Pandemic-related learning loss will have significant negative economic impacts on the state and its residents through the rest of this century, a new study says.
New Mexico’s Gross Domestic Product will be 2.3 percent lower over the course of the 21st century than it would have been had the pandemic never occurred. And students who were in school during the Covid years will see 6.8 percent lower earnings over their lifetimes.
Those are the grim conclusions of a study conducted by the Hoover Institution, a right-leaning think-tank affiliated with Stanford University.
The study examined, state-by-state, the disheartening results of last year’s National Assessment of Educational Progress (NAEP) scores in reading and math among the nation’s fourth- and eighth-graders, then used “substantial economic analysis related to the U.S. labor market that allows direct estimation of the impact of the pandemic.”
According to the New Mexico section of the study, the economic loss to the state through this century will be $70 billion in current dollars.
“Even if education returns to its pre-pandemic quality, there is a cohort of students that will move through the future labor force with lower skills and achievement than those both before and after them,” says the study, written by Stanford’s Erik Hanushek.
“This cohort will have lower lifetime earnings, and their reduced skills will, by historical observations, lead to a slowdown in growth (relative to what would have occurred without the pandemic).”
As reported last year, New Mexico ranked dead last among the states in NAEP scores across the two tests in both grades. New Mexico students, like their peers across the country, had lower proficiency rates on NAEP tests in 2022 than any time in recent memory. New Mexico’s scores were the lowest in a range from 13 to 30 years, depending on the grade and subject.
Results put New Mexico’s 4th grade math proficiency at its lowest point in 17 years (since 2005), and its 4th grade reading proficiency at its lowest point in 13 years (2009).

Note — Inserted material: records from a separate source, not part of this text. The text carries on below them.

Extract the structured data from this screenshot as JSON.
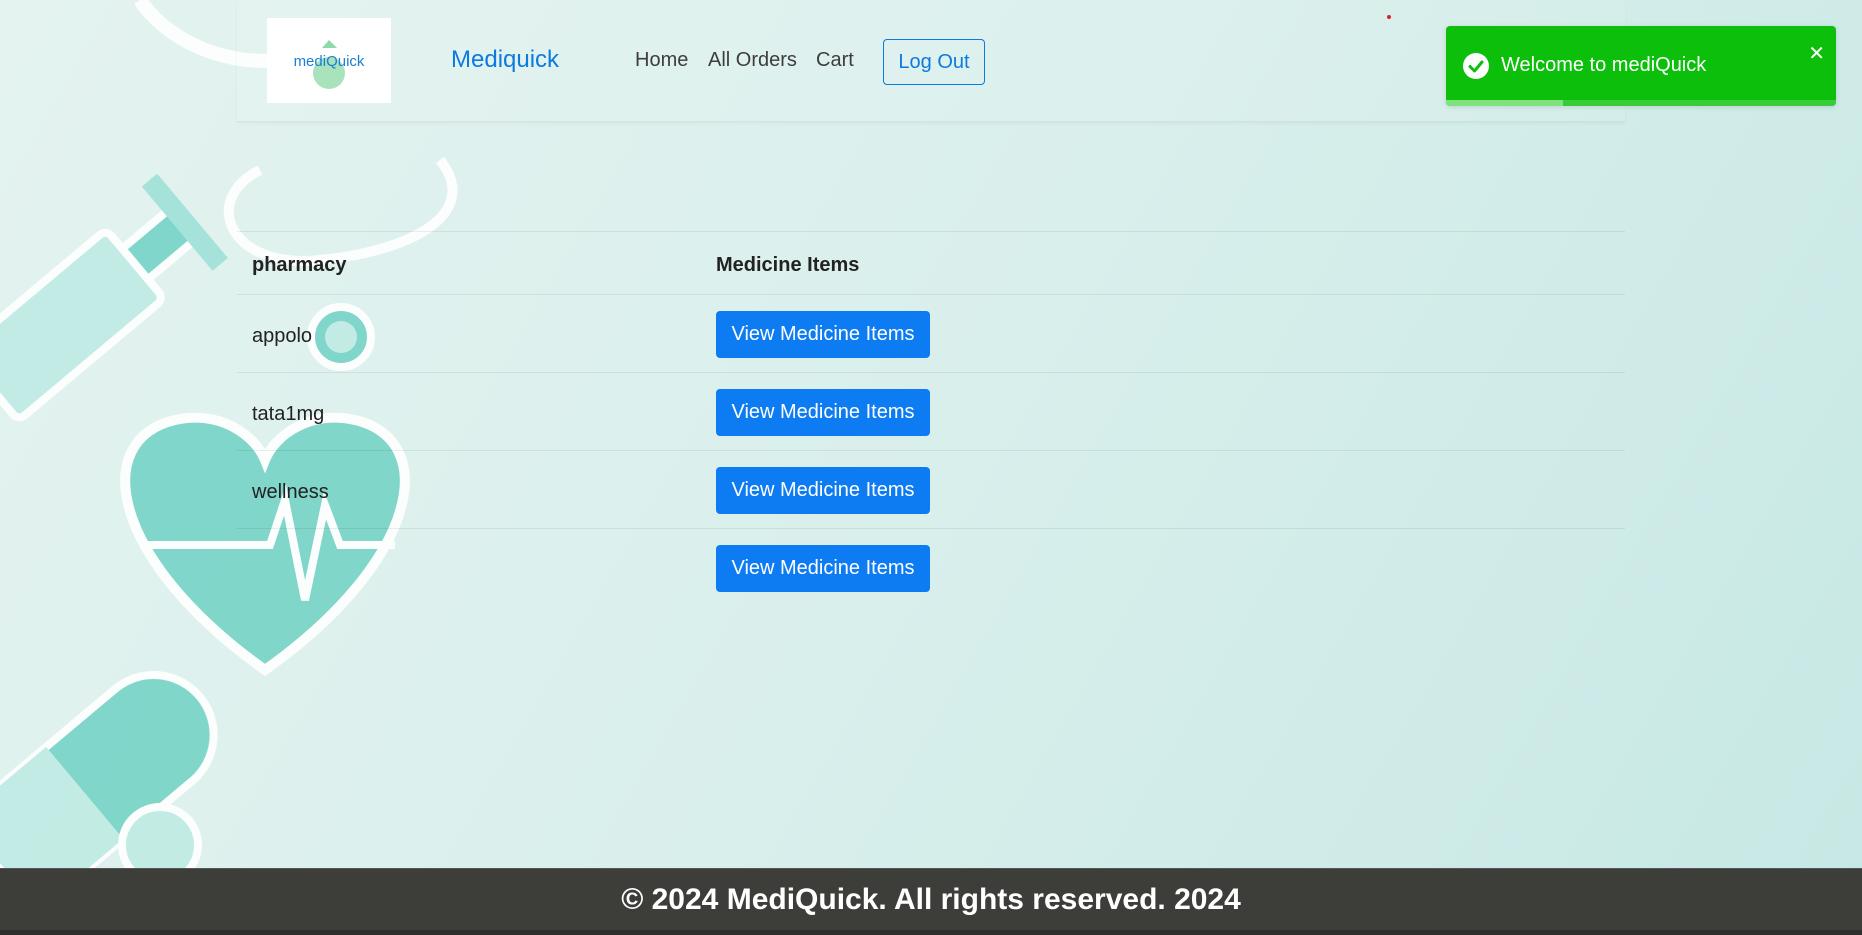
{
  "navbar": {
    "logo_text": "mediQuick",
    "brand": "Mediquick",
    "links": [
      "Home",
      "All Orders",
      "Cart"
    ],
    "logout_label": "Log Out"
  },
  "table": {
    "headers": [
      "pharmacy",
      "Medicine Items"
    ],
    "rows": [
      {
        "pharmacy": "appolo",
        "action": "View Medicine Items"
      },
      {
        "pharmacy": "tata1mg",
        "action": "View Medicine Items"
      },
      {
        "pharmacy": "wellness",
        "action": "View Medicine Items"
      },
      {
        "pharmacy": "",
        "action": "View Medicine Items"
      }
    ]
  },
  "toast": {
    "message": "Welcome to mediQuick",
    "close": "✕",
    "progress": 0.3,
    "color": "#0bbf0b"
  },
  "footer": {
    "text": "© 2024 MediQuick. All rights reserved. 2024"
  },
  "colors": {
    "accent": "#0d7cf2",
    "footer_bg": "#3d3d3a",
    "art": "#77d3c7"
  }
}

Results for 8th grade follow similar trends with math proficiency hitting its lowest point in 30 years (since 1992) and reading at a 15 year low (2007).

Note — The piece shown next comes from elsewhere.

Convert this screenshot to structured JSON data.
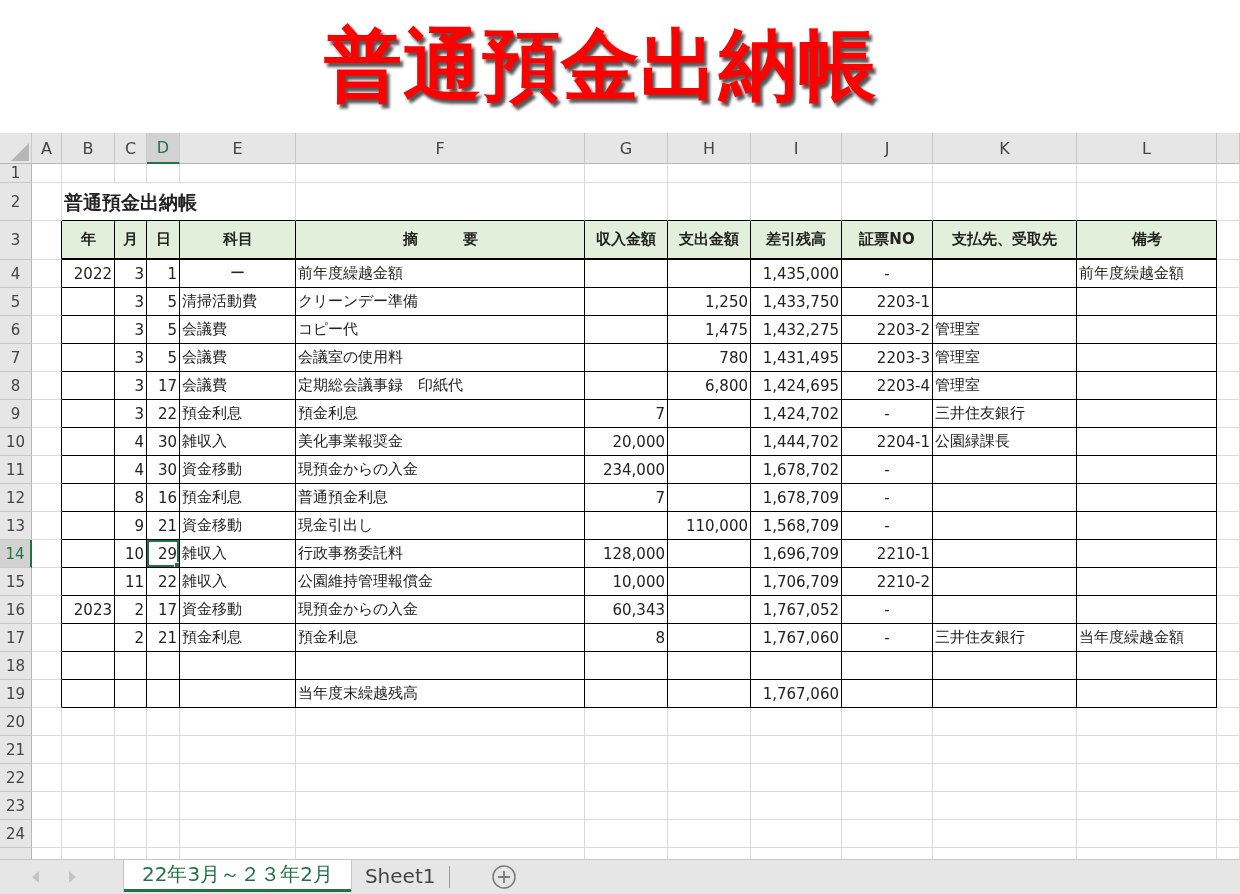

On the Hoover rankings of economic impact, New Mexico will suffer the 13th largest percentage loss in GDP, at 2.3 percent. Oklahoma will see the biggest loss, at 2.9 percent. Utah will have the smallest loss, at 0.6 percent.
“Students from Utah…can expect slightly less than a 2 percent loss of lifetime income. On the other hand, students from Delaware and Oklahoma can expect nearly a 9 percent loss in future income by virtue of impaired education during the pandemic,” Hanushek wrote.